SEOUL, Dec. 9 (Yonhap) -- South Korea is scrutinizing North Korea's unilateral decision to amend a number of wage-related clauses at the jointly operated Kaesong Industrial Complex, an official said Tuesday.

As soon as a review of the North's demands are finished, the government will take appropriate steps, the unification ministry official told reporters.

"We are in the process of reviewing and analyzing the contents revised by the North," he said on background.

The South and the North have an agreement over 49 items in place on the working conditions for around 53,000 North Korean workers in the zone.

Without prior consultations with the South, the North announced its decision to revise 13 of them, which include scrapping a 5-percent cap on the annual minimum wage increase rates, easing qualifications for severance pay and strengthening the authority of the North's agency in charge of running the complex, according to the official.

North Korean workers' wages have jumped 5 percent every year since 2007. North Korean workers are currently paid US$70.35 each month.

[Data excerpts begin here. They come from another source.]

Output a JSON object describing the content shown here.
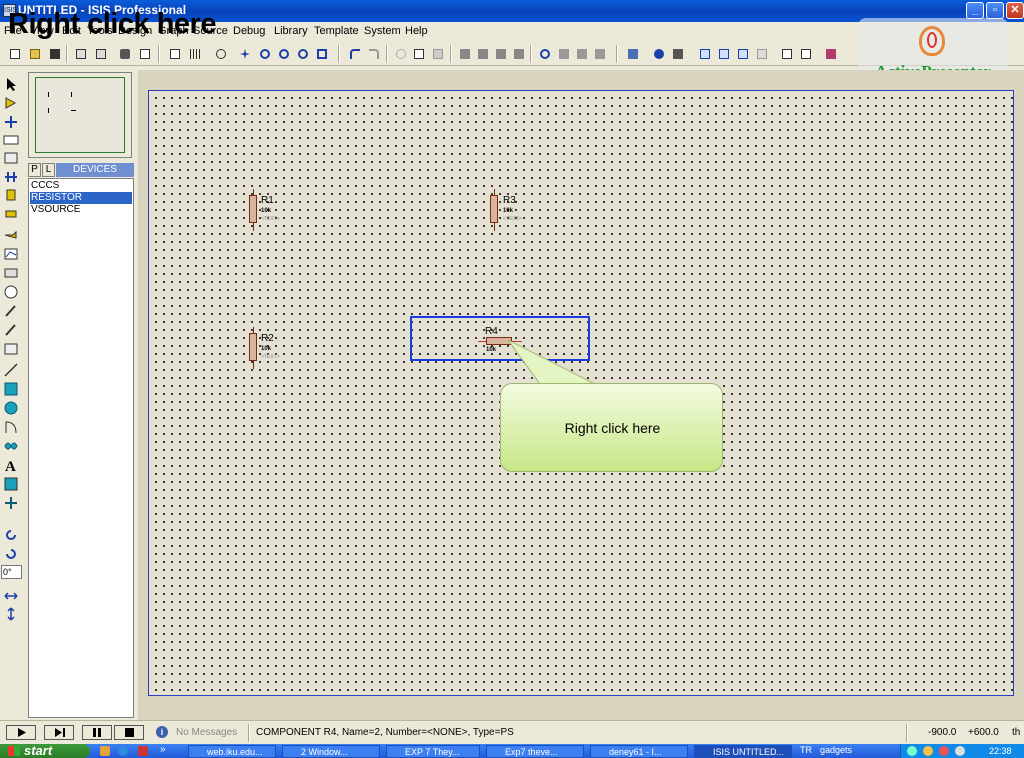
{
  "window": {
    "title": "UNTITLED - ISIS Professional",
    "app_icon": "ISIS",
    "overlay_caption": "Right click here"
  },
  "menu": [
    "File",
    "View",
    "Edit",
    "Tools",
    "Design",
    "Graph",
    "Source",
    "Debug",
    "Library",
    "Template",
    "System",
    "Help"
  ],
  "watermark": {
    "brand": "ActivePresenter"
  },
  "side_panel": {
    "tab_p": "P",
    "tab_l": "L",
    "header": "DEVICES",
    "devices": [
      "CCCS",
      "RESISTOR",
      "VSOURCE"
    ],
    "selected_device": "RESISTOR"
  },
  "rotation_field": {
    "value": "0°"
  },
  "components": [
    {
      "ref": "R1",
      "value": "10k",
      "text": "<TEXT>"
    },
    {
      "ref": "R2",
      "value": "10k",
      "text": "<TEXT>"
    },
    {
      "ref": "R3",
      "value": "10k",
      "text": "<TEXT>"
    },
    {
      "ref": "R4",
      "value": "10k",
      "text": "<TEXT>"
    }
  ],
  "callout": {
    "text": "Right click here"
  },
  "status": {
    "messages": "No Messages",
    "info": "COMPONENT R4, Name=2, Number=<NONE>, Type=PS",
    "coord_x": "-900.0",
    "coord_y": "+600.0",
    "units": "th"
  },
  "taskbar": {
    "start": "start",
    "tasks": [
      "web.iku.edu...",
      "2 Window...",
      "EXP 7 They...",
      "Exp7 theve...",
      "deney61 - I...",
      "ISIS UNTITLED..."
    ],
    "tray_lang": "TR",
    "tray_item": "gadgets",
    "clock": "22:38"
  }
}
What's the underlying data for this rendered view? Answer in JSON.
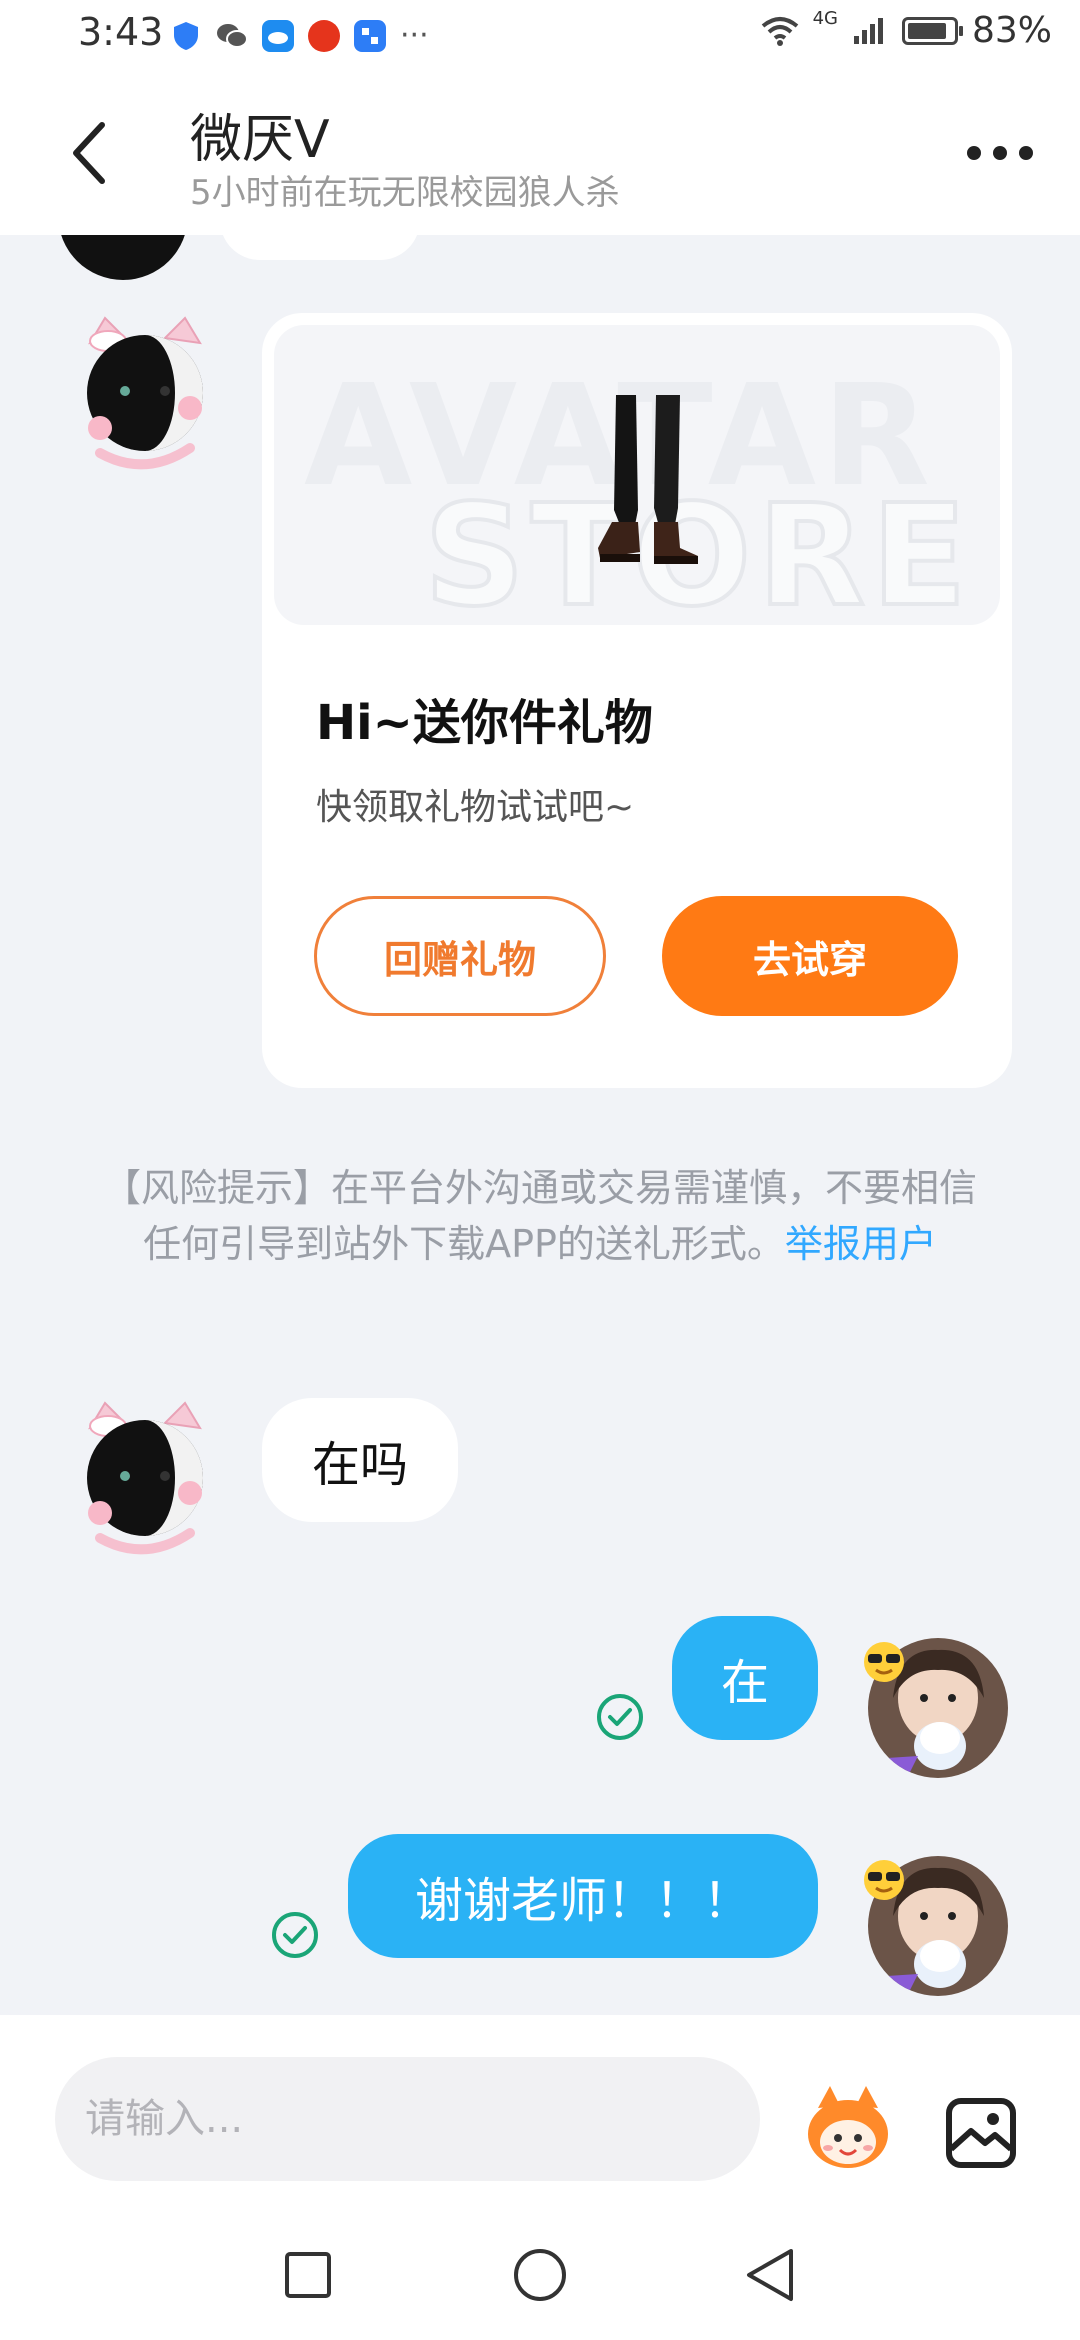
{
  "status_bar": {
    "time": "3:43",
    "network": "4G",
    "battery": "83%",
    "battery_level": 0.83,
    "app_icons": [
      "shield-icon",
      "wechat-icon",
      "weather-icon",
      "app-red-icon",
      "app-blue-icon"
    ],
    "more": "···"
  },
  "header": {
    "contact_name": "微厌V",
    "status": "5小时前在玩无限校园狼人杀"
  },
  "gift_card": {
    "banner_word1": "AVATAR",
    "banner_word2": "STORE",
    "title": "Hi~送你件礼物",
    "subtitle": "快领取礼物试试吧~",
    "return_gift_button": "回赠礼物",
    "try_on_button": "去试穿"
  },
  "risk_notice": {
    "text": "【风险提示】在平台外沟通或交易需谨慎，不要相信任何引导到站外下载APP的送礼形式。",
    "report_link": "举报用户"
  },
  "messages": [
    {
      "sender": "contact",
      "text": "在吗"
    },
    {
      "sender": "me",
      "text": "在",
      "read": true
    },
    {
      "sender": "me",
      "text": "谢谢老师！！！",
      "read": true
    }
  ],
  "input_bar": {
    "placeholder": "请输入..."
  },
  "colors": {
    "accent_orange": "#ff7a14",
    "outgoing_bubble": "#2ab2f5",
    "link_blue": "#31a8ff",
    "read_check_green": "#1aa577"
  }
}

If various allowances and incentives are counted, wages reach $130, reportedly about 50 percent higher than the average income of workers in North Korea.

More than 120 South Korean firms, mostly small and medium enterprises, run operations at the Kaesong facilities located just north of the inter-Korean border.

The complex, created in 2004, is designed to draw synergy effects from the North's cheap labor and the South's capital and technology.